You know what they say: Freedom’s just another word for nothing left to choose.
At least one politician has explicitly rooted for a decline in the insured rate — because, duh, freedom.
“If the numbers drop, I would say that’s a good thing, because we’ve restored personal liberty in this country, and I’m always for that,” Rep. Michael C. Burgess (R-Tex.) said at CPAC.
Enshrining discrimination against gay and transgender people has likewise been sold as a way of promoting “religious freedom,” at least for anyone who believes Jesus would be unhappy about compliance with public accommodation laws or, say, the Constitution.
Sometimes the freedoms nominally being safeguarded are not individual ones but those of the states. Or so White House press secretary Sean Spicer claimed when explaining why the Trump administration was rescinding Obama-era guidance for schools to allow transgender students to use the bathrooms of their choosing.
Financial deregulation and the repeal of consumer protections have also been puzzlingly marketed as pro-“freedom.”
“Just like Obamacare, Dodd-Frank has left us with fewer choices, higher costs and less freedom,” quoth Rep. Jeb Hensarling (R-Tex.), chairman of the House Financial Services Committee. “It’s evident that Dodd-Frank has made us less prosperous and less free.”
Franklin Roosevelt once declared that the “four essential human freedoms” were freedom of speech and expression, freedom to worship, freedom from want and freedom from fear. The “freedom to get scammed by debt collectors” must have slipped his mind.
Given the quantity of American heartstrings pulled by the words “free” and “freedom,” declaring one’s commitment to “free markets” has also provided cover for all sorts of non-free-market nonsense.
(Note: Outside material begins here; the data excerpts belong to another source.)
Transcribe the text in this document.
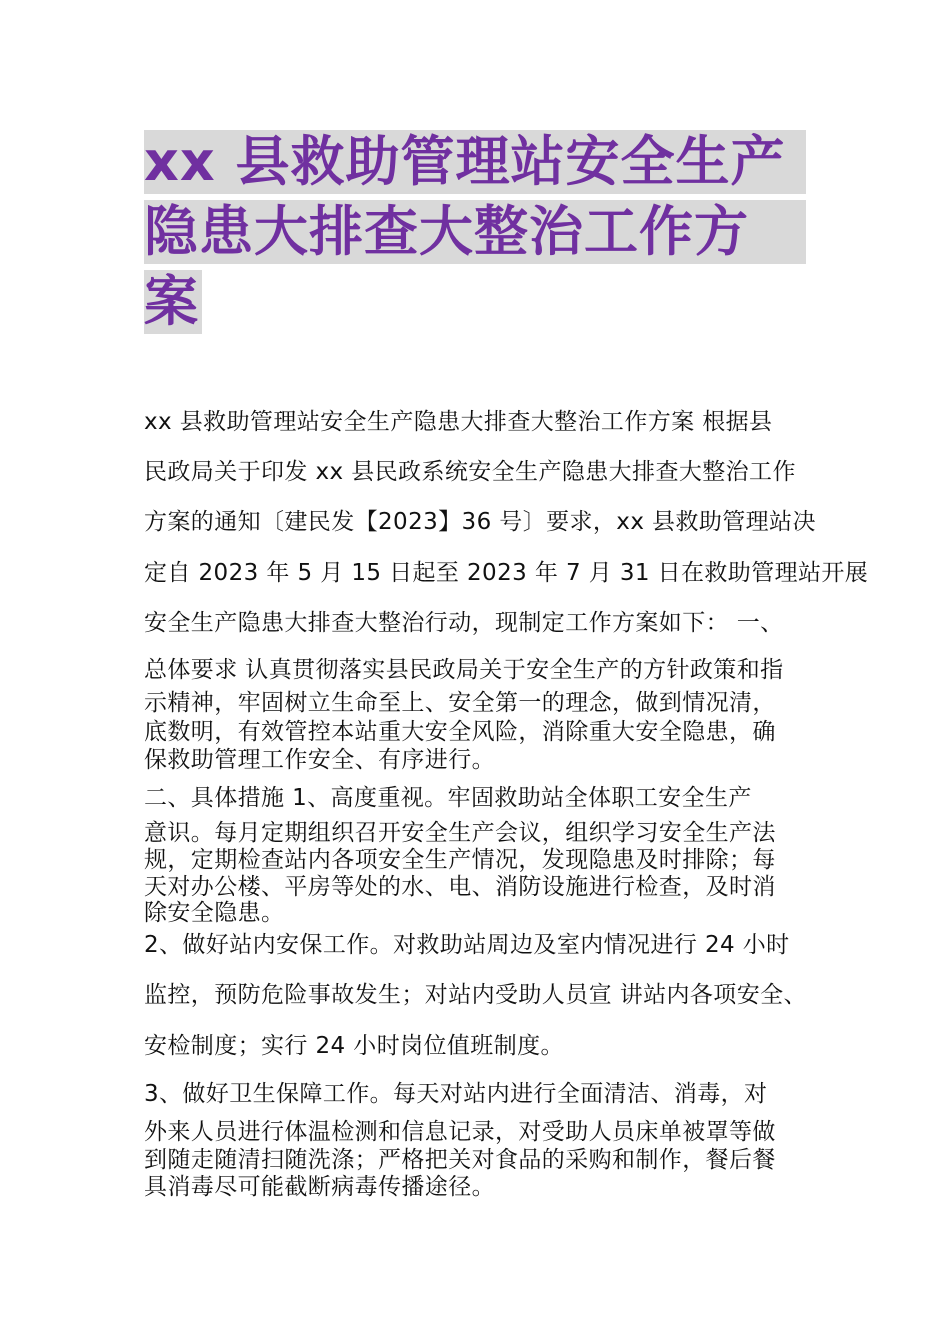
xx 县救助管理站安全生产
隐患大排查大整治工作方
案
xx 县救助管理站安全生产隐患大排查大整治工作方案 根据县
民政局关于印发 xx 县民政系统安全生产隐患大排查大整治工作
方案的通知〔建民发【2023】36 号〕要求，xx 县救助管理站决
定自 2023 年 5 月 15 日起至 2023 年 7 月 31 日在救助管理站开展
安全生产隐患大排查大整治行动，现制定工作方案如下： 一、
总体要求 认真贯彻落实县民政局关于安全生产的方针政策和指
示精神，牢固树立生命至上、安全第一的理念，做到情况清，
底数明，有效管控本站重大安全风险，消除重大安全隐患，确
保救助管理工作安全、有序进行。
二、具体措施 1、高度重视。牢固救助站全体职工安全生产
意识。每月定期组织召开安全生产会议，组织学习安全生产法
规，定期检查站内各项安全生产情况，发现隐患及时排除；每
天对办公楼、平房等处的水、电、消防设施进行检查，及时消
除安全隐患。
2、做好站内安保工作。对救助站周边及室内情况进行 24 小时
监控，预防危险事故发生；对站内受助人员宣 讲站内各项安全、
安检制度；实行 24 小时岗位值班制度。
3、做好卫生保障工作。每天对站内进行全面清洁、消毒，对
外来人员进行体温检测和信息记录，对受助人员床单被罩等做
到随走随清扫随洗涤；严格把关对食品的采购和制作，餐后餐
具消毒尽可能截断病毒传播途径。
A sitting president ordering private companies where to locate, for instance.
“I’m a big free-trader,” President Trump has declared, while promoting all manner of protectionist measures. “I love the First Amendment; nobody loves it better than me,” he said at CPAC, minutes after again calling the media the enemy of the people.
It is as if Americans are so easily dazzled by invocations of the f-word that merely dropping an f-bomb is supposed to shield any big-government action from criticism.
Republican state legislators have figured this out, too.
In 2011, Florida passed a law muzzling doctors. Physicians could lose their medical licenses for routinely asking their patients about gun ownership, or counseling them on common-sense firearm storage measures, on the dubious grounds that such conversations somehow limited patients’ Second Amendment freedoms.
After years of expensive litigation, last week a court struck down the so-called Docs vs. Glocks law for violating doctors’ rights to free speech.
Meanwhile, across the country, other state legislators have proposed laws that criminalize peaceful protest, a freedom guaranteed by the Constitution, allegedly to protect the rights and freedoms of bystanders.